Will someone please explain to me why Sonic has been buying TV advertising in a major market like Chicago for years, and the nearest outlet is in East Peoria?

I mean, the ads are clever—especially ones sporting the lovely SC alum Molly Erdman—but why can’t we Chicagoans share the Banana Split Blast love? Do we suck?

Don’t answer that.

I was being rhetorical, dumbass...

Tuesday, July 8, 2008

Time Is Running Out

Bumped into the following by The James Taylor Quartet on Boomerang last night amidst the network's clever variety of animated shorts staggered at the top and bottom of each hour.

If anyone can find an audio-only version of this "Jonny Quest" theme by the JTQ, I'd be very grateful for a link.

Saturday, July 5, 2008

History Alive!

Good God, who knew our Founding Fathers were so...so...artistically inclined?

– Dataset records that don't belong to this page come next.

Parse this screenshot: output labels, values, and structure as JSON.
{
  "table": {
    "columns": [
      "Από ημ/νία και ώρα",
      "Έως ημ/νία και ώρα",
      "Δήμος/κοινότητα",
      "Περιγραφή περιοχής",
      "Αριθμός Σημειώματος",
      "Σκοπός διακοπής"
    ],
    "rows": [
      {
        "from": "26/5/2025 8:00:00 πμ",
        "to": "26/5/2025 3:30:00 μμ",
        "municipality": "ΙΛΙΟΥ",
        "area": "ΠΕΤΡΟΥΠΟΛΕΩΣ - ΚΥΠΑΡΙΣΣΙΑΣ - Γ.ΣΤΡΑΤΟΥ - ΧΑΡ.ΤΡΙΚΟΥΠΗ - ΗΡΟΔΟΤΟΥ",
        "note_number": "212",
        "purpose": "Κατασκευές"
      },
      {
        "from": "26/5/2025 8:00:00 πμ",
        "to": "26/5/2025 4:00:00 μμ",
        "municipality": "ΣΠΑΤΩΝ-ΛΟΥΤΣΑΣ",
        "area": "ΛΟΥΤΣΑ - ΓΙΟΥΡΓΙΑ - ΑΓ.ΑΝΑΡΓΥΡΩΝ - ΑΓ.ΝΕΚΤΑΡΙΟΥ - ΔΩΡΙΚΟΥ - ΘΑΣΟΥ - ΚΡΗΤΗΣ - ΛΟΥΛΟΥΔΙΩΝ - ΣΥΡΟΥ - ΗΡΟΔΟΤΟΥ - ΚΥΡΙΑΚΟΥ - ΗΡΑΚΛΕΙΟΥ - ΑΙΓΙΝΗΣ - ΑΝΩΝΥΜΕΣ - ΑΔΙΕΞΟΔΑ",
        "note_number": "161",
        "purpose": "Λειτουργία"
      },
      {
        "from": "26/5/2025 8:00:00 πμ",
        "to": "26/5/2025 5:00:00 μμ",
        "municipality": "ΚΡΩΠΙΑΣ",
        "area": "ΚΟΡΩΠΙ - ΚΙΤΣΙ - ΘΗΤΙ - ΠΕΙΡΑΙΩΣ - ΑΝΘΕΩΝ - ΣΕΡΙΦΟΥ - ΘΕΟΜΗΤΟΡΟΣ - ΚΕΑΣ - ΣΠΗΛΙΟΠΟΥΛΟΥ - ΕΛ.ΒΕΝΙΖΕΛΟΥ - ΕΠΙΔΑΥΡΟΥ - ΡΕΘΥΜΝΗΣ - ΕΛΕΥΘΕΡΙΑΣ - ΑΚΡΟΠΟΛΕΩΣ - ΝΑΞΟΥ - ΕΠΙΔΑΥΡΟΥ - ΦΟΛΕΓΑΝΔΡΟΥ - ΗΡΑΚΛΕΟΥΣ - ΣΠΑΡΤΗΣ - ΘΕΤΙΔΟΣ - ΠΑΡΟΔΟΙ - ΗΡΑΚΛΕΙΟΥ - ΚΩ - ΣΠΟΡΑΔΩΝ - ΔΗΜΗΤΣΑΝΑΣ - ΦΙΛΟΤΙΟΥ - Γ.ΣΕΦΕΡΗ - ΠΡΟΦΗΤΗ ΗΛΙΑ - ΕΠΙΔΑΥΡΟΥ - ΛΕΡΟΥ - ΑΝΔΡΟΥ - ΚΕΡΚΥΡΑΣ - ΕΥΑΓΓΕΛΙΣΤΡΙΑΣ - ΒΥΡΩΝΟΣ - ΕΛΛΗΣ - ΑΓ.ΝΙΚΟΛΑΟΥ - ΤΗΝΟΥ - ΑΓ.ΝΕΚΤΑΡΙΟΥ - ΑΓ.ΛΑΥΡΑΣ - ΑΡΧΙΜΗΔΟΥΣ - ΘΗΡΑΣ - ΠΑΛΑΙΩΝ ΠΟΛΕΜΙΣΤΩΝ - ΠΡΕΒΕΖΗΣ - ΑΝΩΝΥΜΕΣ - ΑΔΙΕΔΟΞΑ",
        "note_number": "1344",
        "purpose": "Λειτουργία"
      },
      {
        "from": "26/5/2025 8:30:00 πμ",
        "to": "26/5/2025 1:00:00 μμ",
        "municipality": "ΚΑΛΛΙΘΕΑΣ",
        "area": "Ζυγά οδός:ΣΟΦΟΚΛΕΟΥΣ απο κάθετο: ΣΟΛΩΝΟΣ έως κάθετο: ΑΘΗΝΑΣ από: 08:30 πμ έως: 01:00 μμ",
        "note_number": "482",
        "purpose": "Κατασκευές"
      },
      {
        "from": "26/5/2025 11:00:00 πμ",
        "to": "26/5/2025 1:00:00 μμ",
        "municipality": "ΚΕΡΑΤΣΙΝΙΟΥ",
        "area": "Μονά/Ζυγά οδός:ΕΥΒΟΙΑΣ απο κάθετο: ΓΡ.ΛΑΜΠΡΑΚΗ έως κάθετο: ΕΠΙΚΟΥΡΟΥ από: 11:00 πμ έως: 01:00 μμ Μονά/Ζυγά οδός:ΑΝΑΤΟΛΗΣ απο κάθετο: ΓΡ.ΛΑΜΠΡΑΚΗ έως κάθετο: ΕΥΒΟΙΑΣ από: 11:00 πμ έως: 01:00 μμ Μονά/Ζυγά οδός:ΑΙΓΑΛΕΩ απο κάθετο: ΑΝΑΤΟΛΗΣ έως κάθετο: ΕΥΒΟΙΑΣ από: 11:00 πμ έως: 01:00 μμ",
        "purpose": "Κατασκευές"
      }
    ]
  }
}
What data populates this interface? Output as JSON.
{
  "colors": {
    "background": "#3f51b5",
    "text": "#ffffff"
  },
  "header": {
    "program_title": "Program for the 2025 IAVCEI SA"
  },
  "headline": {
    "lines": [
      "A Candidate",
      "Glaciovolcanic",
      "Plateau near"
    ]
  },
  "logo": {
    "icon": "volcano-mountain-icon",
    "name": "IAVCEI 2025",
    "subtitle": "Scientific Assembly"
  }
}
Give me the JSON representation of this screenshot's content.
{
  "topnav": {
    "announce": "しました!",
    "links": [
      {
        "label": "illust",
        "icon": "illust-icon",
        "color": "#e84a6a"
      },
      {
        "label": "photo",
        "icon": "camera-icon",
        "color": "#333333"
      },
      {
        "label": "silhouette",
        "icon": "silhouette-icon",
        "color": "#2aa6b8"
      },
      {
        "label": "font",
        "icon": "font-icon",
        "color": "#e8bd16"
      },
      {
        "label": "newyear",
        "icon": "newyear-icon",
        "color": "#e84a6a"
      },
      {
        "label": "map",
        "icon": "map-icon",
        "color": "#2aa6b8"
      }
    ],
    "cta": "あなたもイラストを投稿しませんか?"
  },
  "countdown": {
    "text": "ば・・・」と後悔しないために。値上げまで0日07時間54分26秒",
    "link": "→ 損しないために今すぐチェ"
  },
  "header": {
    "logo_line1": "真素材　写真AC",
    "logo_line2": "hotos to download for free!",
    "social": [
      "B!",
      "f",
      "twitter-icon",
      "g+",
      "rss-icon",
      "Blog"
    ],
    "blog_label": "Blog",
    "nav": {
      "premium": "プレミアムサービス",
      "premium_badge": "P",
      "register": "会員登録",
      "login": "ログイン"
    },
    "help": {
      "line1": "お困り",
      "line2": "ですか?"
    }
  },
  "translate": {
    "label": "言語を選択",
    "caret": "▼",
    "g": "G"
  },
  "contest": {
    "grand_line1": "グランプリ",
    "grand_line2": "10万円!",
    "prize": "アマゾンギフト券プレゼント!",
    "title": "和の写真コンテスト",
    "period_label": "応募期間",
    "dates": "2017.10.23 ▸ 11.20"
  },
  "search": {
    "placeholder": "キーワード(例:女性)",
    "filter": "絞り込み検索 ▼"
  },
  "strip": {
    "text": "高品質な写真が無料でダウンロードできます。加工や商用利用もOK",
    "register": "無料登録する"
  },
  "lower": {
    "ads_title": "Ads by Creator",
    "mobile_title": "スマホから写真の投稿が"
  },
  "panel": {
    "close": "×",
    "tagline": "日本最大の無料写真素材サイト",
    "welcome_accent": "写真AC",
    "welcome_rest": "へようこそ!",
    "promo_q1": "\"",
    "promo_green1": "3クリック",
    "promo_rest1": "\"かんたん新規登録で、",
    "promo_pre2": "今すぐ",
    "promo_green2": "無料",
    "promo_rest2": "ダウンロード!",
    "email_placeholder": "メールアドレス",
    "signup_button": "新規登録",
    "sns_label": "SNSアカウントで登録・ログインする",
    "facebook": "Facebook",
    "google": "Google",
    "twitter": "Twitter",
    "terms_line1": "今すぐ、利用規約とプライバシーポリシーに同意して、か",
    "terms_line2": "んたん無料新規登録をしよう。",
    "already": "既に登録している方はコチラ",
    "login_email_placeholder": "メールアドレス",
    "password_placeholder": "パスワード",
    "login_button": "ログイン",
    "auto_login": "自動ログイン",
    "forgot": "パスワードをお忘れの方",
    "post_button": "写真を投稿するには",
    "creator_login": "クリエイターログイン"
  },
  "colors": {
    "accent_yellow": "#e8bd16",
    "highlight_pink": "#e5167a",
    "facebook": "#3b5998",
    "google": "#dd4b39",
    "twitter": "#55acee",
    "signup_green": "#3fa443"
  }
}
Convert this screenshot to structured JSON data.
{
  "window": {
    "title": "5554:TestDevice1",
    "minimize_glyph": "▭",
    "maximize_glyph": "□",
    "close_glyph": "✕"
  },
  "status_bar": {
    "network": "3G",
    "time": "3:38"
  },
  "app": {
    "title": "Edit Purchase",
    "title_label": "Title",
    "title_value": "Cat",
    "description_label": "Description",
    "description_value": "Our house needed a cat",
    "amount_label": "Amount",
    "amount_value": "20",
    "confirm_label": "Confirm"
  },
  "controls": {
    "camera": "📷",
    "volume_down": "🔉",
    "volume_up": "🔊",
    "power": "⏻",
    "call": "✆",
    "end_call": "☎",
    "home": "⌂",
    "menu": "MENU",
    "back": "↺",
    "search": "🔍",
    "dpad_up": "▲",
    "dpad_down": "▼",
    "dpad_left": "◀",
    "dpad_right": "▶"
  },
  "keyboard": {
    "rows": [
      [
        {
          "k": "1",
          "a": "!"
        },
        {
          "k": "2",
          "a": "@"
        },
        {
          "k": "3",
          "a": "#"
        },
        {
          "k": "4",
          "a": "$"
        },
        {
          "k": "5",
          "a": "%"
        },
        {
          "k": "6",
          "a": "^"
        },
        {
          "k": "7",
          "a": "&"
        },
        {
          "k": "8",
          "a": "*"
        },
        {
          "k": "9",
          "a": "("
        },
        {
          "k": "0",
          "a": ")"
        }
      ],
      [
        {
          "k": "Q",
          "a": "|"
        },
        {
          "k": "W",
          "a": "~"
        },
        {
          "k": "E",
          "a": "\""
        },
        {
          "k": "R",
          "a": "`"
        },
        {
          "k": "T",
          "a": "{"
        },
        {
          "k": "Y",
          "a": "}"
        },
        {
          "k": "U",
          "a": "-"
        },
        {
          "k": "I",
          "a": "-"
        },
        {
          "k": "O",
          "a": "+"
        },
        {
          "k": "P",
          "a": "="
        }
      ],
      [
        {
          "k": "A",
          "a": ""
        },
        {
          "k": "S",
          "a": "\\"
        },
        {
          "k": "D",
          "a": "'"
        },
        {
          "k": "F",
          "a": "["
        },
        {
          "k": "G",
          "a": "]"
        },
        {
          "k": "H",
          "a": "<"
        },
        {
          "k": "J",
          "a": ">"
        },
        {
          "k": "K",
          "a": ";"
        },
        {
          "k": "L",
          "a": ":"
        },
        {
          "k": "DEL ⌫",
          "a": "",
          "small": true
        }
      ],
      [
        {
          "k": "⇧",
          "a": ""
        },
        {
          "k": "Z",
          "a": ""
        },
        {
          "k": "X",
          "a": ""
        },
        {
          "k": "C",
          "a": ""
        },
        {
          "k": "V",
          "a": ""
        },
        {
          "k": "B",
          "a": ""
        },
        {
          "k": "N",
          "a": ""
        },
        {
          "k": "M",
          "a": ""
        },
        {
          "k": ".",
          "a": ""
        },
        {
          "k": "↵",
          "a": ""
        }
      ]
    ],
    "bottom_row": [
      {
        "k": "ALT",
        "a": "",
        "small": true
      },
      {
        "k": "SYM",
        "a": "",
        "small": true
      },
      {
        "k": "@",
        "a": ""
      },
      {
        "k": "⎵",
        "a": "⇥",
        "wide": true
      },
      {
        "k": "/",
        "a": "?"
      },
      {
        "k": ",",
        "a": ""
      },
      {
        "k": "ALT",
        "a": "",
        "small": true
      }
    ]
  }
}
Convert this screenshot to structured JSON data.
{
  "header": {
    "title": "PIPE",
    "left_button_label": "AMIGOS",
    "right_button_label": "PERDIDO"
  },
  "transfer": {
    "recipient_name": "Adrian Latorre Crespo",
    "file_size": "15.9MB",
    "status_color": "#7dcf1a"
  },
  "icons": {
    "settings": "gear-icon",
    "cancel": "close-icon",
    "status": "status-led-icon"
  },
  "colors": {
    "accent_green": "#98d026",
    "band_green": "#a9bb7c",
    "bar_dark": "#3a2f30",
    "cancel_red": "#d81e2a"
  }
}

Happy B-Day weekend, America!

Stay classy!

Wednesday, July 2, 2008

I Feel The Need For Speed (or OxyContin)

And the award for the greatest example of homoerotic media since "Top Gun" (which, if you don’t know, contains more smoldering gay lust than “Brokeback Mountain”) goes to....hey, it’s Rush Limbaugh's cover shot for this week's New York Times Magazine feature by Zev Chavets!

And guess what? It’s a pretty good piece, revealing—among other things—the severity of Limbaugh’s hearing loss in 2001, plus details of his grand 24,000 square foot Florida estate Rush uses to entertain friends, his cigar fetish, genius for self-promotion, and way of chafing under suggestions that media competitors like fellow RNC flack Sean Hannity are chipping away at his listener base.

Interestingly, Limbaugh also likens Bill O’Reilly to Ted Baxter in the article—a comment I found surprisingly accurate—and that between ex-wives, Rush’s only housemate is a cat named “Punkin” who is looked after by a full-time staff of illegal immigrant laborers whom Rush quietly pays the lavish sum of 86 cents per day (before taxes), and rents a 6 x 6 space on his bunkhouse floor for 84 cents per night (also before taxes).

If only I could be as remarkable a man.